As shown in the example, the queue definition packs all VMs in the queue into a single virtual machine scale set to support MPI jobs. To define the queue for serial jobs and allow multiple virtual machine scale sets, set ungrouped = true for both resources_default and default_chunk. Set resources_default.place = pack if you want the scheduler to pack jobs onto VMs instead of round-robin allocation of jobs. For more information on PBS job packing, see the official PBS Professional OSS documentation.

PBS Professional configuration reference

The following table describes the PBS Professional (PBS Pro) specific configuration options you can toggle to customize functionality:

PBS Pro Options Description
pbspro.slots The number of slots for a given node to report to PBS Pro. The number of slots is the number of concurrent jobs a node can execute. This value defaults to the number of CPUs on a given machine. You can override this value in cases where you don't run jobs based on CPU but on memory, GPUs, and other resources.
pbspro.slot_type The name of the type of 'slot' a node provides. The default is 'execute'. When you tag a job with the hard resource slot_type=<type>, the job runs only on the machines with the same slot type. This setting lets you create different software and hardware configurations for each node and ensures that the right job is always scheduled on the correct type of node.
pbspro.version Default: '18.1.3-0'. This version is currently the default and only option to install and run. In the future, more versions of the PBS Pro software might be supported.

Connect PBS with CycleCloud

CycleCloud manages OpenPBS clusters through an installable agent called azpbs. This agent connects to CycleCloud to read cluster and VM configurations. It also integrates with OpenPBS to process the job and host information. You can find all azpbs configurations in the autoscale.json file, usually located at /opt/cycle/pbspro/autoscale.json.

  "password": "260D39rWX13X",
  "url": "https://cyclecloud1.contoso.com",
  "username": "cyclecloud_api_user",
  "logging": {
    "config_file": "/opt/cycle/pbspro/logging.conf"
  },
  "cluster_name": "mechanical_grid",

Important files

The azpbs agent parses the PBS configuration each time it's called - jobs, queues, resources. The agent provides this information in the stderr and stdout of the command and to a log file, both at configurable levels. The agent also logs all PBS management commands (qcmd) with arguments to a file.

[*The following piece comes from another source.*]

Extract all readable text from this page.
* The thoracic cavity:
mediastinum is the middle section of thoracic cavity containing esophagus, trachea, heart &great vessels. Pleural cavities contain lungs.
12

You can find all these files in the /opt/cycle/pbspro/ directory where you install the agent.

File Location Description
Autoscale Config autoscale.json Configuration for Autoscale, Resource Map, CycleCloud access information
Autoscale Log autoscale.log Agent main thread logging including CycleCloud host management
Demand Log demand.log Detailed log for resource matching
qcmd Trace Log qcmd.log Logging the agent qcmd calls
Logging Config logging.conf Configurations for logging masks and file locations

Defining OpenPBS Resources

This project enables you to associate OpenPBS resources with Azure VM resources through the cyclecloud-pbspro (azpbs) project. You define this resource relationship in autoscale.json. The cluster template includes the following default resources:

{"default_resources": [
   {
      "select": {},
      "name": "ncpus",
      "value": "node.vcpu_count"
   },
   {
      "select": {},
      "name": "group_id",
      "value": "node.placement_group"
   },
   {
      "select": {},
      "name": "host",
      "value": "node.hostname"
   },
   {
      "select": {},
      "name": "mem",
      "value": "node.memory"
   },
   {
      "select": {},
      "name": "vm_size",
      "value": "node.vm_size"
   },
   {
      "select": {},
      "name": "disk",
      "value": "size::20g"
   }]
}

The OpenPBS resource named mem corresponds to a node attribute named node.memory, which represents the total memory of any virtual machine. This configuration lets azpbs handle a resource request like -l mem=4gb by comparing the value of the job resource requirements to node resources.

Currently, the disk size is set to size::20g. Here's an example of how to handle VM Size specific disk size:

   {
      "select": {"node.vm_size": "Standard_F2"},
      "name": "disk",
      "value": "size::20g"
   },
   {
      "select": {"node.vm_size": "Standard_H44rs"},
      "name": "disk",
      "value": "size::2t"
   }

Autoscale and scale sets

CycleCloud treats spanning and serial jobs differently in OpenPBS clusters. Spanning jobs land on nodes that are part of the same placement group. The placement group has a particular platform meaning VirtualMachineScaleSet with SinglePlacementGroup=true) and CycleCloud manages a named placement group for each spanned node set. Use the PBS resource group_id for this placement group name.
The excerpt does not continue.